Moreover, Nirenberg believes that the public at large is taking its cue from the Democrats, and that this explains the ho-hum support that impeachment has generated, even from those bitterly opposed to the Bush regime.
“I’m not expecting everyone to do this,” says Nirenberg of his trek (which started on December 3 at Faneuil Hall and should wind up in DC sometime in January), “but before dinner, call Nancy Pelosi.”
Winter is an odd time to walk the Northeast Corridor, but Nirenberg says now was the earliest time he could manage, and he felt he simply had to do it.
He describes the very physicality of walking from place to place as “empowering,” and believes that despite the utility of the Internet as an organizational tool, it’s beginning to lose its luster, since it can isolate people rather than bringing them together.
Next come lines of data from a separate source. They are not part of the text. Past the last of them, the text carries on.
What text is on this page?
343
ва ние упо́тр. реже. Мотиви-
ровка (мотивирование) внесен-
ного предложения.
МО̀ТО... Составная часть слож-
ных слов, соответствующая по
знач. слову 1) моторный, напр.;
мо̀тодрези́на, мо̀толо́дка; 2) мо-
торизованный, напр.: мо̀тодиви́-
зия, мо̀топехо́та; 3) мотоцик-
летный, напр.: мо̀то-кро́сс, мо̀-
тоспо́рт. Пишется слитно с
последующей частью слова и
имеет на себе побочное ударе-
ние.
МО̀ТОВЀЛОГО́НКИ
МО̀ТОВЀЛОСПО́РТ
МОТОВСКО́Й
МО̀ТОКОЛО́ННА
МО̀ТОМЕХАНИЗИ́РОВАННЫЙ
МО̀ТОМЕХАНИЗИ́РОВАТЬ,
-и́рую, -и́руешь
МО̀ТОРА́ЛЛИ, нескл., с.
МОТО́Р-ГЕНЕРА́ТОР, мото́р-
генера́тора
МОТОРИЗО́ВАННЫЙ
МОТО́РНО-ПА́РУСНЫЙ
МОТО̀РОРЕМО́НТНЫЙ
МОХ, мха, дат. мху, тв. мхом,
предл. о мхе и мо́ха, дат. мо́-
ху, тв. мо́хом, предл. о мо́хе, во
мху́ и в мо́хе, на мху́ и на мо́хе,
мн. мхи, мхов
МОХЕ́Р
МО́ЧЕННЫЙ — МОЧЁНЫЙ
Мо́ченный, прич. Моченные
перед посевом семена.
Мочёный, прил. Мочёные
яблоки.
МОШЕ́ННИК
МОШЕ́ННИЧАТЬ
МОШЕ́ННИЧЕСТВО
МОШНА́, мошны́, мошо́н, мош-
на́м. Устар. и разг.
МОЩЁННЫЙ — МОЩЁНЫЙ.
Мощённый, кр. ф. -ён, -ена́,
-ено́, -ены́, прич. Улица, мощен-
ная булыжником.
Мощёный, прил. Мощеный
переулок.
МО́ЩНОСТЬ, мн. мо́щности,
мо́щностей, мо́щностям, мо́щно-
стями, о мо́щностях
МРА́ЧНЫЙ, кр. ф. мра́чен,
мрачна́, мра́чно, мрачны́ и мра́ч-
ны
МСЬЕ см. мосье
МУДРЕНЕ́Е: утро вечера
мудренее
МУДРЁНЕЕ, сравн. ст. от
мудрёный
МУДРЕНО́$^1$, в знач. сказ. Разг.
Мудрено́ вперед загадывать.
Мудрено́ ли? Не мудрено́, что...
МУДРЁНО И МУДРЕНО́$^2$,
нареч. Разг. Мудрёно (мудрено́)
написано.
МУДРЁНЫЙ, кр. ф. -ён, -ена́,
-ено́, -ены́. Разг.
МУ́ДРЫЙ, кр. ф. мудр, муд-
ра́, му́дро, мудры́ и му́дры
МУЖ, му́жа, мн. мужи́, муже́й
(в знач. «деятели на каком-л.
The march is also a long haul, and David Floyd says he is attracted to it for that reason. According to Floyd, peace demonstrations are typically held on weekends and even when highly successful, “everyone goes home and nothing changes.”
Nirenberg is at it day after day, mile after mile, trying to get citizens, the media and legislators passionate about a cause that he says represents the very fabric of the country.